BCSC requested $575,000 in funding for the STEM program. STEM is the acronym of science, technology, engineering, and mathematics. School officials say that although the four parts of STEM have been taught independently of each other, the STEM philosophy allows the four parts to all “play an integral part in the teaching of the whole.” They say that STEM education engages students and equips them with critical thinking, problem solving, and creative and collaborative skills that help them establish connections. BCSC notes that the STEM Seamless Pathways Project has been developed to help students develop the knowledge-base, skills, and qualifications necessary to meet the local demand for jobs in the fields of mechanical engineering and manufacturing engineering technology. School officials told the Redevelopment Commission that STEM should affect around 60-percent of BCSC students.
BCSC officials also asked for $246,796 for what they call “Transition Planning.” They explain Transition Planning as identifying a student with special needs’ strengths, preferences, interests, as well as the supports needed to succeed. It is about equipping students with better opportunities and education to make good life-choices that will allow them to take care of themselves, find employment and be less likely to be involved in the criminal justice system. carry over into adult life, increased self-determination skills, social skills and work skills needed for job retention, and less involvement with the criminal justice system.
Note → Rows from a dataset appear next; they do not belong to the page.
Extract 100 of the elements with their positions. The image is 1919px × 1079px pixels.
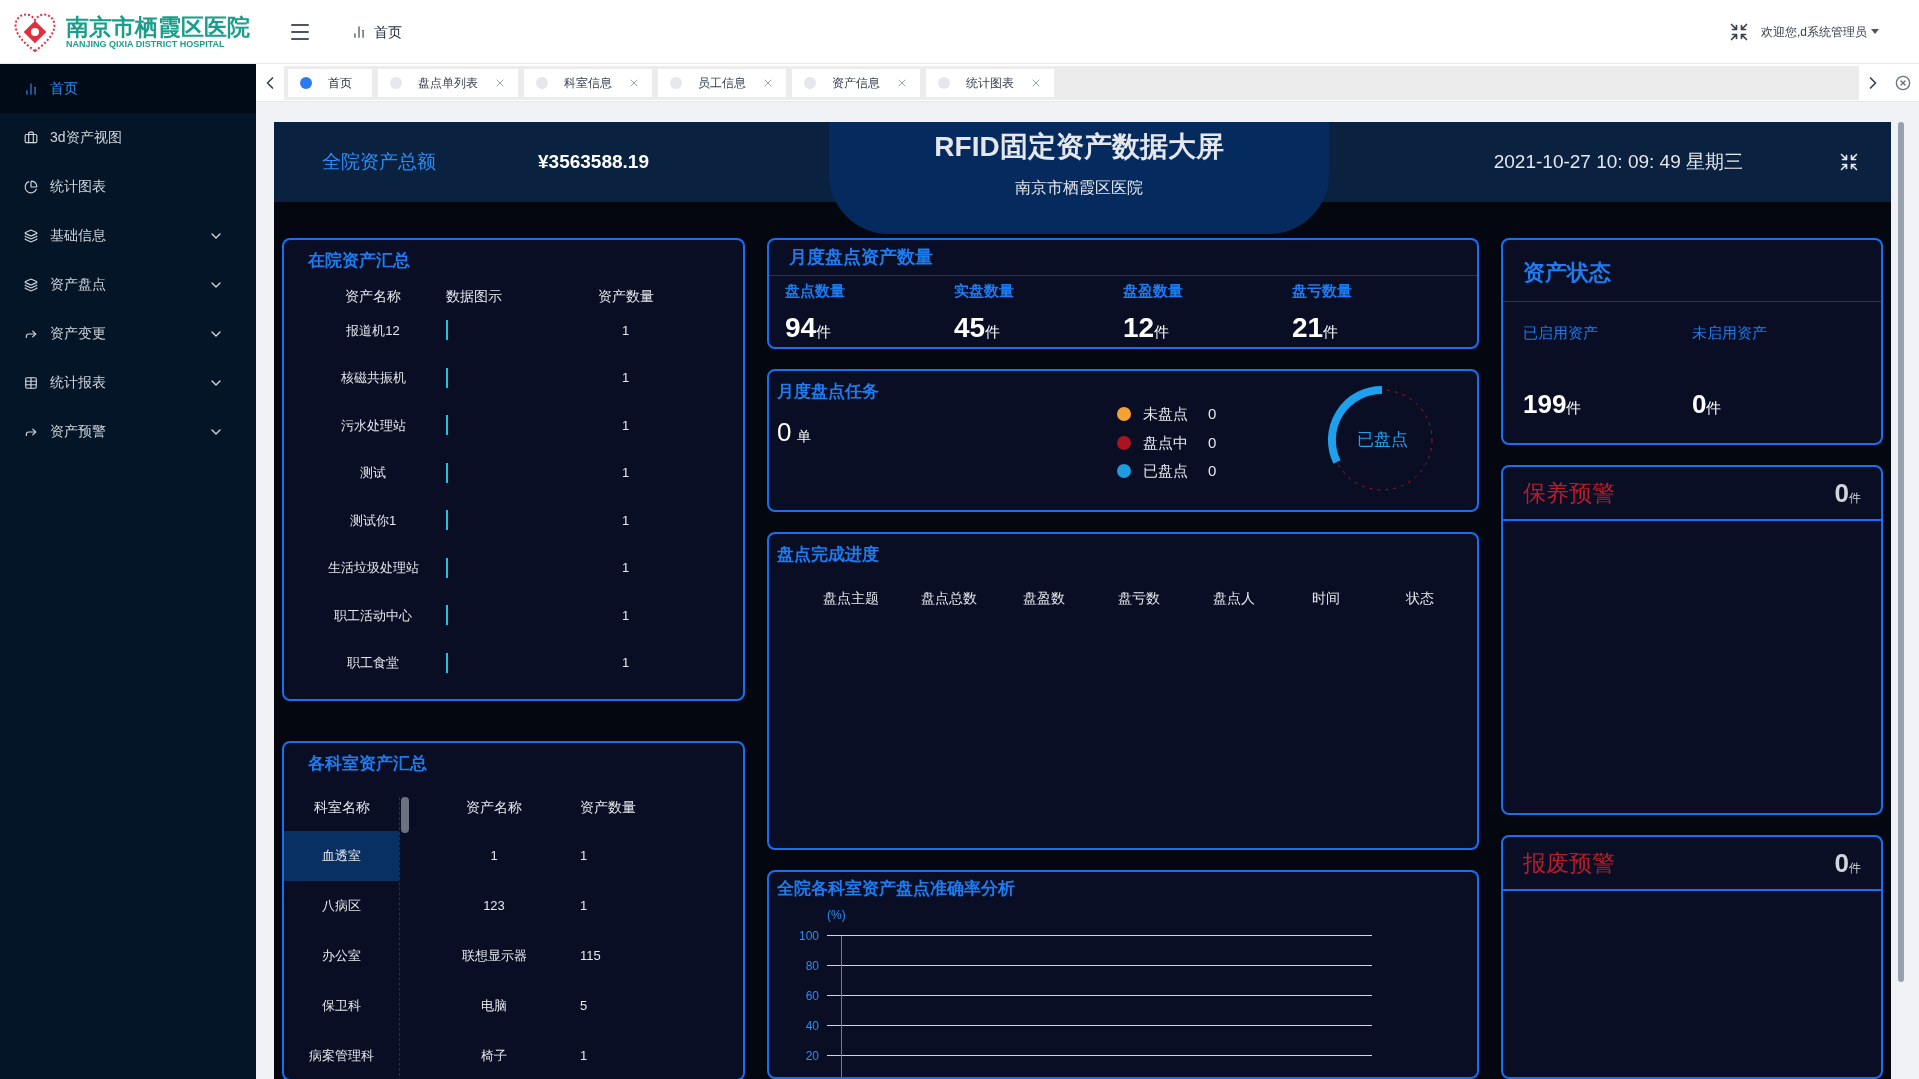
stat-value: 199件 <box>1523 387 1583 421</box>
menu-item-icon <box>24 179 38 194</box>
column-header: 盘点总数 <box>919 588 978 608</box>
caret-icon <box>1871 28 1879 35</box>
sidebar-item[interactable]: 统计图表 <box>0 162 256 211</box>
dept-list-item[interactable]: 血透室 <box>284 830 399 881</box>
column-header: 资产名称 <box>465 797 523 817</box>
table-cell-text: 职工食堂 <box>346 654 400 672</box>
table-cell-text: 联想显示器 <box>460 946 528 965</box>
total-assets-label: 全院资产总额 <box>322 149 437 174</box>
sidebar-item[interactable]: 资产变更 <box>0 309 256 358</box>
tab[interactable]: 资产信息 <box>792 68 920 97</box>
table-cell-text: 椅子 <box>480 1046 508 1065</box>
stat-label: 盘亏数量 <box>1292 281 1353 301</box>
dept-list-item[interactable]: 保卫科 <box>284 980 399 1031</box>
legend-label: 未盘点 <box>1143 404 1188 424</box>
menu-item-icon <box>24 81 38 96</box>
close-all-icon[interactable] <box>1895 74 1911 91</box>
stat-label: 未启用资产 <box>1692 323 1768 343</box>
tab[interactable]: 科室信息 <box>524 68 652 97</box>
menu-item-icon <box>24 277 38 292</box>
fullscreen-icon[interactable] <box>1839 152 1859 172</box>
stat-value: 45件 <box>954 310 1002 345</box>
table-cell-text: 1 <box>489 846 499 865</box>
table-cell-text: 1 <box>579 896 589 915</box>
axis-unit: (%) <box>827 906 846 924</box>
stat-label: 已启用资产 <box>1523 323 1599 343</box>
warning-title: 报废预警 <box>1523 848 1615 878</box>
table-cell-text: 核磁共振机 <box>339 369 407 387</box>
table-cell-text: 5 <box>579 996 589 1015</box>
total-assets-value: ¥3563588.19 <box>538 149 649 174</box>
sidebar-item[interactable]: 资产预警 <box>0 407 256 456</box>
sidebar-item[interactable]: 资产盘点 <box>0 260 256 309</box>
panel-title: 全院各科室资产盘点准确率分析 <box>777 878 1016 900</box>
task-count: 0 单 <box>777 415 813 449</box>
table-cell-text: 1 <box>579 846 589 865</box>
table-cell-text: 1 <box>621 606 630 625</box>
legend-value: 0 <box>1208 432 1217 453</box>
dept-list-item[interactable]: 病案管理科 <box>284 1030 399 1079</box>
table-cell-text: 生活垃圾处理站 <box>326 559 420 577</box>
tab[interactable]: 员工信息 <box>658 68 786 97</box>
logo-subtitle: NANJING QIXIA DISTRICT HOSPITAL <box>66 39 226 49</box>
stat-value: 0件 <box>1692 387 1723 421</box>
dept-list-item[interactable]: 八病区 <box>284 880 399 931</box>
datetime: 2021-10-27 10: 09: 49 星期三 <box>1493 149 1743 174</box>
legend-value: 0 <box>1208 461 1217 481</box>
breadcrumb[interactable]: 首页 <box>374 21 402 42</box>
panel-title: 在院资产汇总 <box>308 250 411 272</box>
table-cell-text: 1 <box>621 464 630 482</box>
sidebar-item[interactable]: 首页 <box>0 64 256 113</box>
sidebar-item[interactable]: 3d资产视图 <box>0 113 256 162</box>
stat-label: 盘点数量 <box>785 281 846 301</box>
column-header: 科室名称 <box>312 797 371 817</box>
table-cell-text: 1 <box>621 511 630 530</box>
warning-count: 0件 <box>1834 846 1861 880</box>
menu-item-icon <box>24 228 38 243</box>
column-header: 盘盈数 <box>1021 588 1066 608</box>
table-cell-text: 1 <box>621 321 630 340</box>
table-cell-text: 1 <box>621 559 630 577</box>
table-cell-text: 1 <box>621 369 630 387</box>
panel-title: 盘点完成进度 <box>777 544 880 566</box>
scrollbar-thumb-icon[interactable] <box>401 796 409 833</box>
tab[interactable]: 盘点单列表 <box>378 68 518 97</box>
legend-label: 已盘点 <box>1143 461 1188 481</box>
tab[interactable]: 首页 <box>288 68 372 97</box>
menu-item-icon <box>24 130 38 145</box>
table-cell-text: 测试 <box>359 464 387 482</box>
sidebar-item[interactable]: 统计报表 <box>0 358 256 407</box>
column-header: 盘亏数 <box>1116 588 1161 608</box>
column-header: 时间 <box>1311 588 1341 608</box>
column-header: 状态 <box>1405 588 1435 608</box>
axis-tick-label: 40 <box>804 1017 820 1034</box>
table-cell-text: 1 <box>621 654 630 672</box>
column-header: 数据图示 <box>445 286 503 306</box>
user-menu[interactable]: 欢迎您,d系统管理员 <box>1761 23 1879 40</box>
column-header: 资产数量 <box>598 286 655 306</box>
axis-tick-label: 60 <box>804 987 820 1004</box>
dept-list-item[interactable]: 办公室 <box>284 930 399 981</box>
tab[interactable]: 统计图表 <box>926 68 1054 97</box>
exit-fullscreen-icon[interactable] <box>1729 21 1749 42</box>
panel-title: 各科室资产汇总 <box>307 753 428 775</box>
gauge-label: 已盘点 <box>1356 429 1408 452</box>
chart-icon <box>352 24 366 39</box>
table-cell-text: 污水处理站 <box>339 416 407 435</box>
warning-count: 0件 <box>1834 476 1861 510</box>
scrollbar-thumb[interactable] <box>1898 122 1904 982</box>
table-cell-text: 1 <box>579 1046 589 1065</box>
warning-title: 保养预警 <box>1523 478 1615 508</box>
stat-value: 12件 <box>1123 310 1171 345</box>
table-cell-text: 115 <box>579 946 602 965</box>
column-header: 资产名称 <box>344 286 402 306</box>
table-cell-text: 报道机12 <box>345 321 401 340</box>
table-cell-text: 测试你1 <box>348 511 398 530</box>
column-header: 盘点人 <box>1211 588 1256 608</box>
stat-label: 盘盈数量 <box>1123 281 1184 301</box>
axis-tick-label: 100 <box>797 927 820 944</box>
panel-title: 月度盘点资产数量 <box>769 240 1477 276</box>
sidebar-item[interactable]: 基础信息 <box>0 211 256 260</box>
table-cell-text: 电脑 <box>480 996 508 1015</box>
panel-title: 资产状态 <box>1503 240 1881 302</box>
The Redevelopment Commission voted Monday night to approve total funding of both the iGrad and Transition Planning programs, noting their importance in the betterment of the local community and economy. The body also voted to fund the STEM program at just under $250,000. The agreement is for one year, though BCSC and the Redevelopment Commission indicated that future funding would be asked for, and likely granted, should the first year prove successful.
The funding request will go before the city council for final approval, due to the amount requested.